As for the interview itself, it too was enlightening. There were several bits I thought would be useful in my writing classes, so I'm going to start a log of those gems as I read these interviews and develop some teaching tool out of it. In particular, I think it so important for students to hear this:
Interviewer: Does writing come easily to you?
Robinson: The difficulty of it cannot be overstated. (456)
So many of my kids think writing just comes "easily" to other people; they do not believe it is a craft that must be constantly reengaged and practiced every day of one's life. Even when we come to the end of our days, we will produce writing that could be improved.
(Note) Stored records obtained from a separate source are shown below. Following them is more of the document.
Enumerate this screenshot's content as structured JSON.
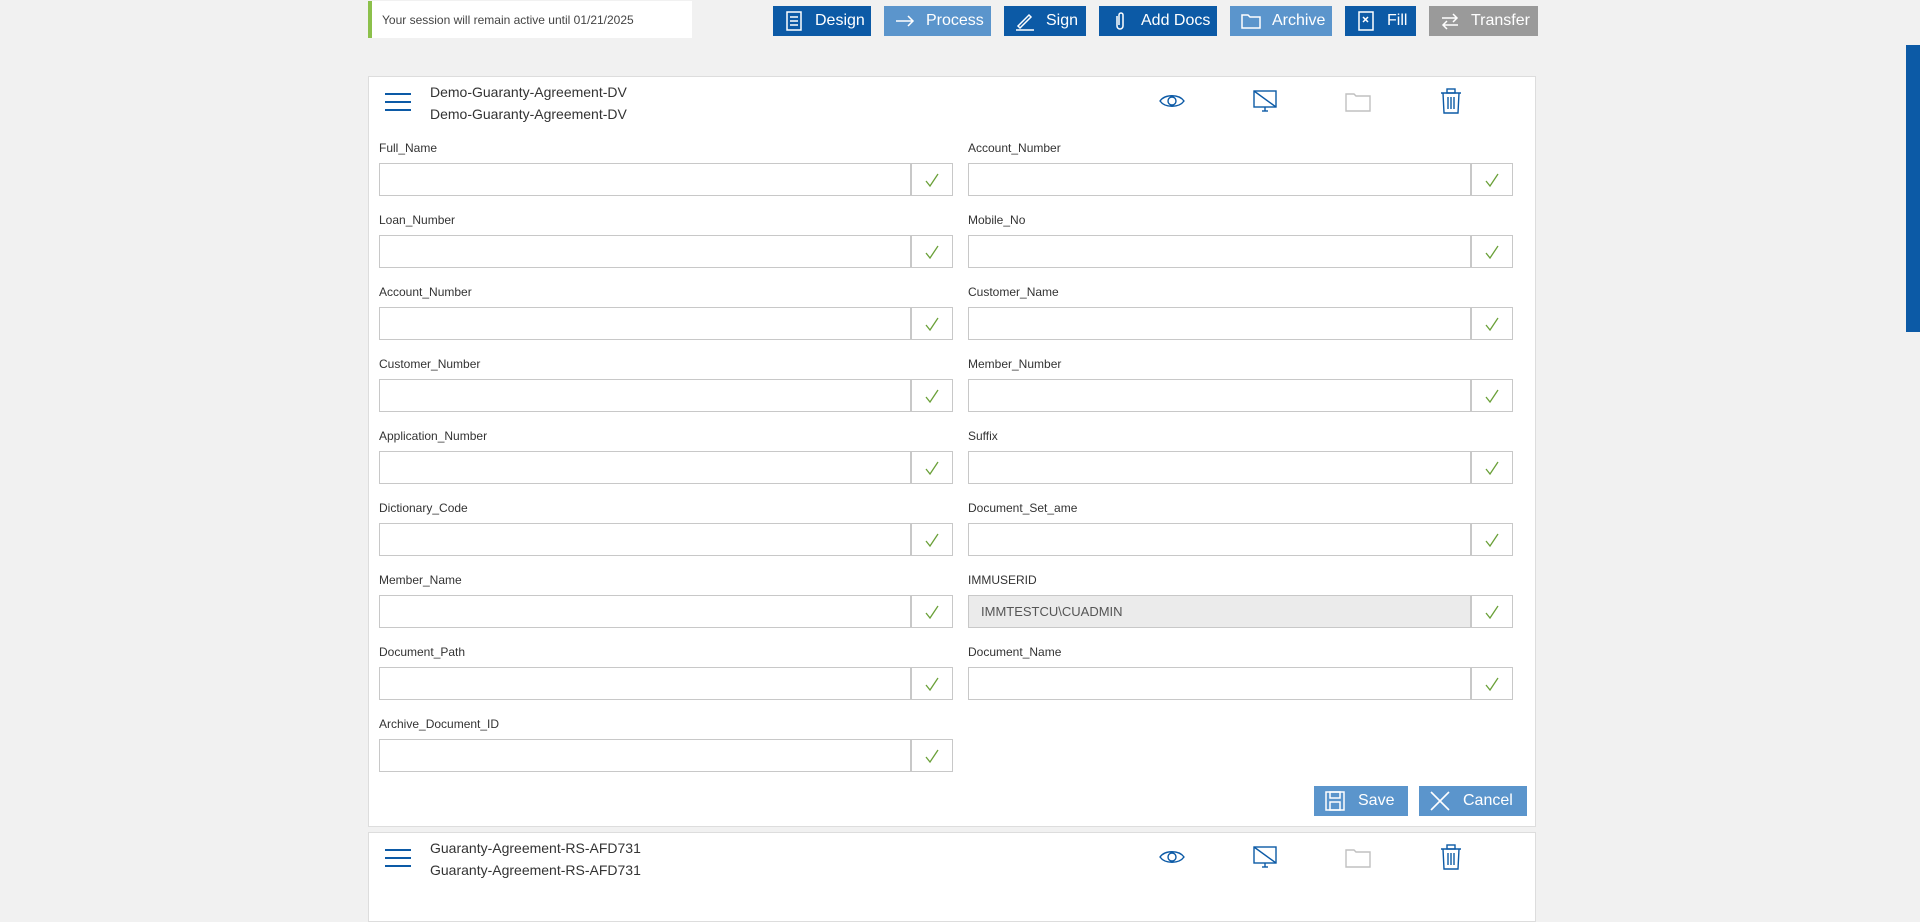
{
  "session": {
    "message": "Your session will remain active until 01/21/2025"
  },
  "toolbar": {
    "design": "Design",
    "process": "Process",
    "sign": "Sign",
    "add_docs": "Add Docs",
    "archive": "Archive",
    "fill": "Fill",
    "transfer": "Transfer"
  },
  "doc1": {
    "title_1": "Demo-Guaranty-Agreement-DV",
    "title_2": "Demo-Guaranty-Agreement-DV",
    "left_fields": [
      {
        "label": "Full_Name",
        "value": ""
      },
      {
        "label": "Loan_Number",
        "value": ""
      },
      {
        "label": "Account_Number",
        "value": ""
      },
      {
        "label": "Customer_Number",
        "value": ""
      },
      {
        "label": "Application_Number",
        "value": ""
      },
      {
        "label": "Dictionary_Code",
        "value": ""
      },
      {
        "label": "Member_Name",
        "value": ""
      },
      {
        "label": "Document_Path",
        "value": ""
      },
      {
        "label": "Archive_Document_ID",
        "value": ""
      }
    ],
    "right_fields": [
      {
        "label": "Account_Number",
        "value": ""
      },
      {
        "label": "Mobile_No",
        "value": ""
      },
      {
        "label": "Customer_Name",
        "value": ""
      },
      {
        "label": "Member_Number",
        "value": ""
      },
      {
        "label": "Suffix",
        "value": ""
      },
      {
        "label": "Document_Set_ame",
        "value": ""
      },
      {
        "label": "IMMUSERID",
        "value": "IMMTESTCU\\CUADMIN"
      },
      {
        "label": "Document_Name",
        "value": ""
      }
    ],
    "save": "Save",
    "cancel": "Cancel"
  },
  "doc2": {
    "title_1": "Guaranty-Agreement-RS-AFD731",
    "title_2": "Guaranty-Agreement-RS-AFD731"
  },
  "icons": [
    "eye-icon",
    "monitor-off-icon",
    "folder-icon",
    "trash-icon",
    "checkmark-icon"
  ],
  "colors": {
    "primary": "#0c5aa6",
    "secondary": "#5b95cc",
    "disabled": "#9a9a9a",
    "check": "#6aa038",
    "session_accent": "#8cc04b"
  }
}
We just have to be willing to try to improve it.
The part of the interview that resonates most fully with Gilead is this thoughtful evaluation of the human condition:
The ancients are right: the dear old human experience is a singular, difficult, shadowed, brilliant experience that does not resolve into being comfortable in the world. The valley of the shadow is part of that, and you are depriving yourself if you do not experience what humankind has experienced, including doubt and sorrow. We experience pain and difficulty as failure instead of saying, I will pass through this, everyone I have ever admired has passed through this, music has come out of this, literature has come of it. We should think of our humanity as a privilege. (460)
I think I shall leave you with that. And one final exhortation: read. this. book. And then, when you are finished, you can read Home, which is based on some of the characters in Gilead. It is not a sequel, so you can read it first, but I'm glad to have known John Ames first. I hope I'll be as glad to know his friends a little later.